Since I no longer have a failing test, I need to introduce an error that is currently not caught:
x.and_then(|o| if o < 0 { Some(-o) } else { Some(o) }); //~ERROR Consider using _map(_)
Now here is where it gets tricky. I have to make sure that everything
the closure returns is a Some(_)
. This means I have to care about
- Blocks – check their statements for early returns, and their final expressions for a result
- If-Expressions – check both paths
- Nested Closures – this means we need to use something akin to a depth, because return statements will only return from the deepest closure
I’m going to tackle this one by one. First, I need to check a block. So
I replace the false
in the second match
arm with is_block_some(cx,
block)
and create a function that iterates over the statements and
also checks the final expression of the block:
fn is_block_some(cx: &Context, block: &Block) -> bool {
block.stmts.iter().all(|stmt| is_expr_not_ret(cx, stmt, false)) &&
block.expr.map_or(true, |expr| is_expr_some(cx, expr))
}
Now is_statement_some(..)
must check for early returns, returning
false
only if an early return of None
is detected, while
is_expr_some(..)
needs to be much more involved because of closures,
returns, branches and loops.
For statements, we just check if there is an early return that is not
Some(_)
. We also abort on encountering macros. Lints are invoked
before and after macro expansion, so this is a sensible thing to do.

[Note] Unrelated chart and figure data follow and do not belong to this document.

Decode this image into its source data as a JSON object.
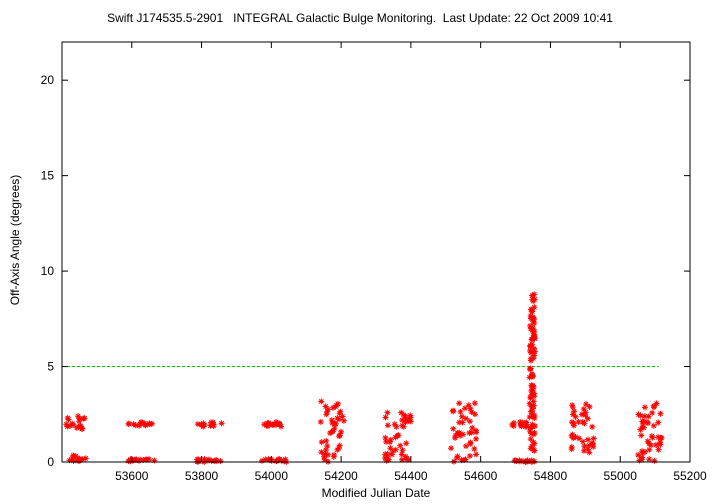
{
  "chart_data": {
    "type": "scatter",
    "title": "Swift J174535.5-2901   INTEGRAL Galactic Bulge Monitoring.  Last Update: 22 Oct 2009 10:41",
    "xlabel": "Modified Julian Date",
    "ylabel": "Off-Axis Angle (degrees)",
    "xlim": [
      53400,
      55200
    ],
    "ylim": [
      0,
      22
    ],
    "xticks": [
      53600,
      53800,
      54000,
      54200,
      54400,
      54600,
      54800,
      55000,
      55200
    ],
    "yticks": [
      0,
      5,
      10,
      15,
      20
    ],
    "grid": false,
    "reference_line": {
      "y": 5,
      "x_range": [
        53400,
        55110
      ],
      "color": "#00cc00",
      "style": "dashed"
    },
    "marker_color": "#ff0000",
    "marker": "asterisk",
    "series": [
      {
        "clusters": [
          {
            "x": [
              53405,
              53470
            ],
            "y": [
              [
                1.6,
                2.4
              ],
              [
                0.05,
                0.35
              ]
            ]
          },
          {
            "x": [
              53590,
              53665
            ],
            "y": [
              [
                1.85,
                2.1
              ],
              [
                0.0,
                0.15
              ]
            ]
          },
          {
            "x": [
              53780,
              53860
            ],
            "y": [
              [
                1.85,
                2.1
              ],
              [
                0.0,
                0.15
              ]
            ]
          },
          {
            "x": [
              53970,
              54045
            ],
            "y": [
              [
                1.85,
                2.1
              ],
              [
                0.0,
                0.15
              ]
            ]
          },
          {
            "x": [
              54140,
              54210
            ],
            "y": [
              [
                0.0,
                3.2
              ]
            ]
          },
          {
            "x": [
              54325,
              54400
            ],
            "y": [
              [
                1.8,
                2.6
              ],
              [
                0.0,
                1.5
              ]
            ]
          },
          {
            "x": [
              54510,
              54590
            ],
            "y": [
              [
                0.0,
                3.2
              ]
            ]
          },
          {
            "x": [
              54690,
              54760
            ],
            "y": [
              [
                1.85,
                2.1
              ],
              [
                0.0,
                0.1
              ]
            ]
          },
          {
            "x": [
              54740,
              54755
            ],
            "y": [
              [
                0.5,
                8.8
              ]
            ]
          },
          {
            "x": [
              54860,
              54930
            ],
            "y": [
              [
                0.5,
                3.2
              ]
            ]
          },
          {
            "x": [
              55050,
              55120
            ],
            "y": [
              [
                0.0,
                3.2
              ]
            ]
          }
        ]
      }
    ]
  }
}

fn is_statement_some(cx: &Context, stmt: &Stmt) -> bool {
match stmt.node {
StmtDecl(ref decl, _) => {
if let DeclLocal(ref local) = decl.node {
local.init.as_ref().map_or(true,
|expr| is_expr_not_ret_none(cx, &*expr))
} else { true }
},
StmtExpr(ref expr, _) | StmtSemi(ref expr, _) =>
is_expr_not_ret_none(cx, &*expr),
StmtMac(_, _) => true // abort when matching on macros
}
}
This needs an is_expr_not_ret_none(..)
function, which I will write
later. First come expressions, which are much more varied:
fn is_expr_some(cx: &Context, expr: &Expr) -> bool {
match expr.node {
ExprPath(_, ref path) =>
match_segments(path, &["core", "option", "Option", "Some"]),
ExprCall(ref path, ref args) => is_expr_some(cx, path) &&
args.iter().by_ref().all(|e| is_expr_not_ret_none(cx, &*e)),
ExprBlock(ref block) | ExprClosure(_, _, ref block) =>
is_block_some(cx, block),
ExprIf(_, ref block, ref else_expr) =>
is_block_some(cx, block) && else_expr.as_ref().map_or(false,
|e| is_expr_some(cx, &*e)),
ExprRet(ref ret) =>
ret.as_ref().map_or(false, |e| is_expr_some(cx, &*e)),
_ => {
cx.sess().note(&format!("is_expr_some: no match: {:?}",
expr));
false
}
}
}
Finally, here is my naive method to check if an expression is an early return:
fn is_expr_not_ret_none(cx: &Context, expr: &Expr) -> bool {
if let ExprRet(ref ret) = expr.node {
ret.as_ref().map_or(false, |e| is_expr_some(cx, &*e))
} else { true }
}
Now I’m pretty sure that there are still some false positives or
negatives to be taken care of. At least I can now replace my primitive
is_some
function by is_expr_some
and it still works for my tests.
I will need to match more Expr
variants both in is_expr_some(..)
as well as is_expr_not_ret_none(..)
to catch inner early returns. It
may well be that I need to introduce more machinery to the code to
catch corner cases. However, this has dragged on for long enough, so
I’m going to flesh out the code later.
I hope this post has given you a bit of insight into lint development in Rust. While my techniques may be naive – after all, I have but a few weeks of experience in that language – they certainly yield results, as I have written some 15 lints now, many of them useful.
If you have suggestions on how to improve either my lints, my workflow or my writing, I’ll be glad to hear them. And if I have whetted your appetite for writing Rust lints, join us at rust-clippy.